The degree of consultation, with the unions, parents and headteachers, will have varied. Such interest groups have a right to be consulted, but the democratically-elected councillors have the duty to make the hard decisions. These are made harder, curiously, by something which most councillors demanded - the concordat.
This gave local councils autonomy to spend without central government constraints or ring-fencing directions. The price, however, was the council tax freeze. It's that, plus the small matter of an international financial crisis, which has created the bleak scenario we face.
Local government, the Scottish Government and the UK Government have different priorities. This sometimes confusing situation is complicated by three consecutive years of elections: Westminster in 2010, the Scottish Parliament in 2011 and the councils in 2012. The worst outlook is fear- induced paralysis.

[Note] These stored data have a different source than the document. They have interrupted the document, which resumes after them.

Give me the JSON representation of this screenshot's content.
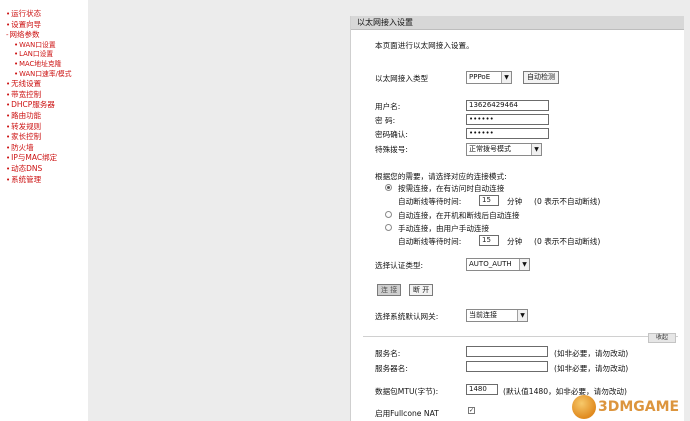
{
  "sidebar": {
    "items": [
      {
        "label": "运行状态",
        "child": false
      },
      {
        "label": "设置向导",
        "child": false
      },
      {
        "label": "网络参数",
        "child": false,
        "prefix": "-"
      },
      {
        "label": "WAN口设置",
        "child": true
      },
      {
        "label": "LAN口设置",
        "child": true
      },
      {
        "label": "MAC地址克隆",
        "child": true
      },
      {
        "label": "WAN口速率/模式",
        "child": true
      },
      {
        "label": "无线设置",
        "child": false
      },
      {
        "label": "带宽控制",
        "child": false
      },
      {
        "label": "DHCP服务器",
        "child": false
      },
      {
        "label": "路由功能",
        "child": false
      },
      {
        "label": "转发规则",
        "child": false
      },
      {
        "label": "家长控制",
        "child": false
      },
      {
        "label": "防火墙",
        "child": false
      },
      {
        "label": "IP与MAC绑定",
        "child": false
      },
      {
        "label": "动态DNS",
        "child": false
      },
      {
        "label": "系统管理",
        "child": false
      }
    ]
  },
  "panel": {
    "title": "以太网接入设置",
    "intro": "本页面进行以太网接入设置。",
    "wan_type_label": "以太网接入类型",
    "wan_type_value": "PPPoE",
    "auto_detect_label": "自动检测",
    "username_label": "用户名:",
    "username_value": "13626429464",
    "password_label": "密  码:",
    "password_value": "••••••",
    "confirm_label": "密码确认:",
    "confirm_value": "••••••",
    "dial_label": "特殊拨号:",
    "dial_value": "正常拨号模式",
    "mode_heading": "根据您的需要，请选择对应的连接模式:",
    "mode_demand": "按需连接，在有访问时自动连接",
    "idle_label": "自动断线等待时间:",
    "idle_value_1": "15",
    "idle_unit": "分钟",
    "idle_hint": "(0 表示不自动断线)",
    "mode_auto": "自动连接，在开机和断线后自动连接",
    "mode_manual": "手动连接，由用户手动连接",
    "idle_value_2": "15",
    "auth_label": "选择认证类型:",
    "auth_value": "AUTO_AUTH",
    "connect_label": "连 接",
    "disconnect_label": "断 开",
    "gateway_label": "选择系统默认网关:",
    "gateway_value": "当前连接",
    "advanced_label": "收起",
    "service_label": "服务名:",
    "service_hint": "(如非必要，请勿改动)",
    "server_label": "服务器名:",
    "server_hint": "(如非必要，请勿改动)",
    "mtu_label": "数据包MTU(字节):",
    "mtu_value": "1480",
    "mtu_hint": "(默认值1480，如非必要，请勿改动)",
    "fullcone_label": "启用Fullcone NAT",
    "fullcone_mark": "✓"
  },
  "watermark": {
    "text": "3DMGAME"
  }
}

Since action is likely to be unpopular with one section or other of the electorate, many politicians will be tempted to do nothing.

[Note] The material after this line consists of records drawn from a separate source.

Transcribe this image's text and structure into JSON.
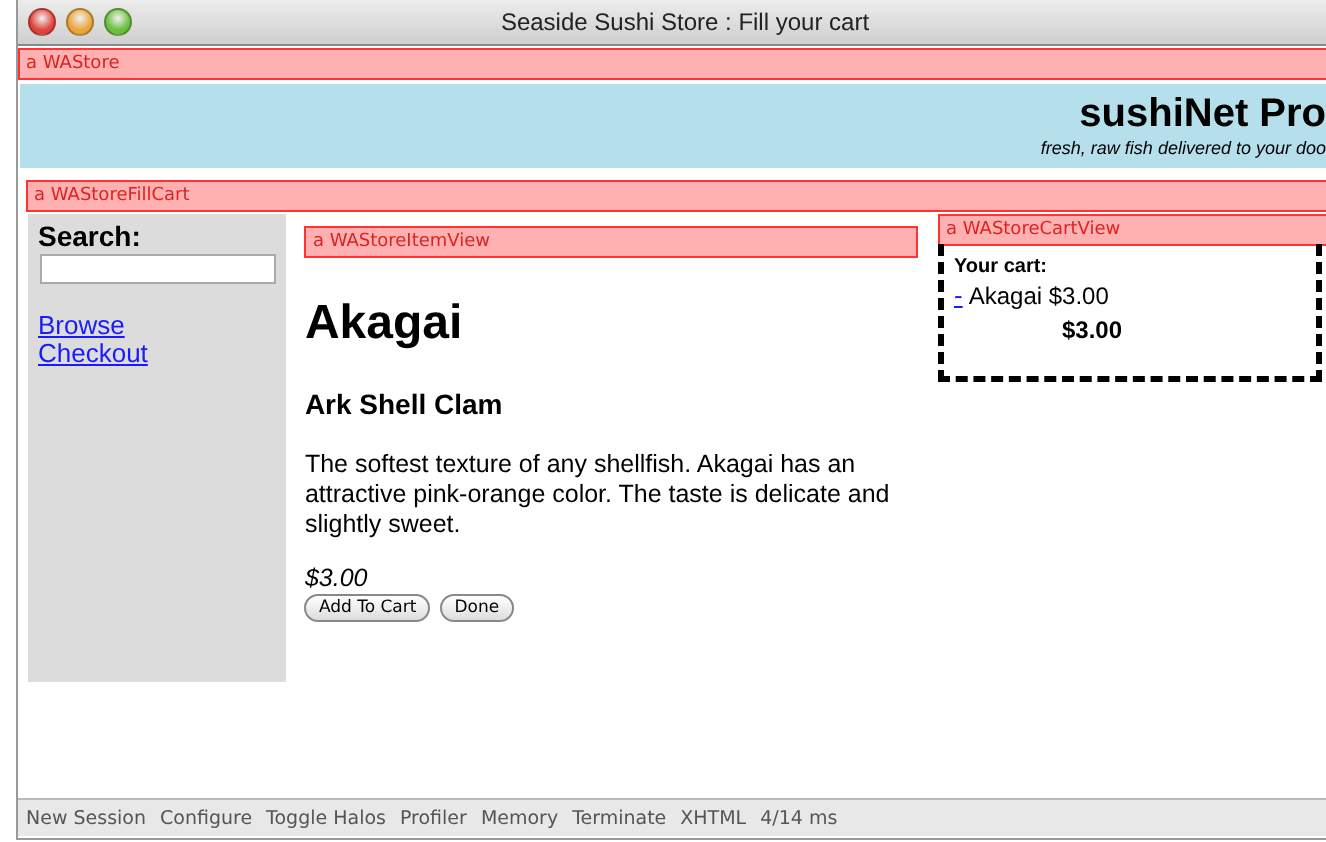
{
  "window": {
    "title": "Seaside Sushi Store : Fill your cart"
  },
  "store_halo": {
    "label": "a WAStore"
  },
  "header": {
    "title": "sushiNet Pro",
    "tagline": "fresh, raw fish delivered to your doo"
  },
  "fill_cart_halo": {
    "label": "a WAStoreFillCart"
  },
  "sidebar": {
    "search_label": "Search:",
    "links": [
      "Browse",
      "Checkout"
    ]
  },
  "item_halo": {
    "label": "a WAStoreItemView"
  },
  "item": {
    "name": "Akagai",
    "subtitle": "Ark Shell Clam",
    "description": "The softest texture of any shellfish. Akagai has an attractive pink-orange color. The taste is delicate and slightly sweet.",
    "price": "$3.00",
    "buttons": [
      "Add To Cart",
      "Done"
    ]
  },
  "cart_halo": {
    "label": "a WAStoreCartView"
  },
  "cart": {
    "title": "Your cart:",
    "items": [
      {
        "remove": "-",
        "text": "Akagai $3.00"
      }
    ],
    "total": "$3.00"
  },
  "status_bar": [
    "New Session",
    "Configure",
    "Toggle Halos",
    "Profiler",
    "Memory",
    "Terminate",
    "XHTML",
    "4/14 ms"
  ]
}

All the warnings are that the situation will get worse. A long-term realignment of public sector priorities and spending reductions is inevitable. The question is whether the decisions will be made from a long-term strategic perspective or electoral jockeying triumphs.

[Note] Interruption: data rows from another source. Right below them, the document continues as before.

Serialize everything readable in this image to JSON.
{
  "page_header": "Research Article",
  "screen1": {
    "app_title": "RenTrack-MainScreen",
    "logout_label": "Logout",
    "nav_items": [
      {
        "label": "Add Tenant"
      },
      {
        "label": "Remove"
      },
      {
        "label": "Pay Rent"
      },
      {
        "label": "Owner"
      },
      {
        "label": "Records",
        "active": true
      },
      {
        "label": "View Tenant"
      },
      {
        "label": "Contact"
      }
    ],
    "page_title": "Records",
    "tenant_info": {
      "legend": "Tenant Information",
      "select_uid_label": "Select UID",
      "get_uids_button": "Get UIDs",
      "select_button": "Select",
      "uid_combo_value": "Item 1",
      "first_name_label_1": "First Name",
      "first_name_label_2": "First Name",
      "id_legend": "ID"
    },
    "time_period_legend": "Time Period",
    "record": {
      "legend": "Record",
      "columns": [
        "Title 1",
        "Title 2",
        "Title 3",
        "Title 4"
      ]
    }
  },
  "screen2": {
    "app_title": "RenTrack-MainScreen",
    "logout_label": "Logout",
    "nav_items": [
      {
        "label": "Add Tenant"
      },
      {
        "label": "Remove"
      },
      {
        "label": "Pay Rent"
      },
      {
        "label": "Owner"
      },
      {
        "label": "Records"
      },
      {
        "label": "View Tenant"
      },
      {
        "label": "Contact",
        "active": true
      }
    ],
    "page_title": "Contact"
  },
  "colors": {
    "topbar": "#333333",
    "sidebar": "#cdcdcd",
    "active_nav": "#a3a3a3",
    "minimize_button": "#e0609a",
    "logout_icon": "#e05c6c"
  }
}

The public sector could operate more efficiently. We remain wedded to a localised but often expensive system, and politicians are usually the first to bow to constituency pressures. The best recent example was the maintenance of a range of local hospital accident and emergency services, even if their functions were often duplicated and were picking up problems, especially at weekends, better addressed at the next day's GP surgery.
Or there is the wastage of countless local authority buildings within short distances of each other. A range of services (library, housing, social work, school) could be delivered from one centralised resource in each. Other services have become historically outdated, and minimal usage no longer justifies their existence.
In education, there are savings to be made by politicians with the courage to think strategically and to argue the long-term needs of their areas as a whole, starting with some key principles. Here are some I would put at the heart of such an exercise:
- One level of quality assurance is enough: councils and the Scottish Government should discuss whether a central inspectorate or a local quality assurance process is better to evaluate school performance - and then eliminate the unnecessary level;
- Central and local government should abstain from the creation of the plethora of regulations which, in their turn, create the need for a massive bureaucracy to police them;
- Comprehensive education must be maintained and any school reorganisation must create a genuine social mix;
- Levels of academic attainment should not be the criterion for determining which schools remain open;
- Powerful vested interests wishing to protect particular sectoral schools at the expense of others must not be entertained;
- Vulnerable youngsters and the poorest communities must be protected.
That'll do for a start.
Alex Wood is head of Wester Hailes Education Centre, Edinburgh.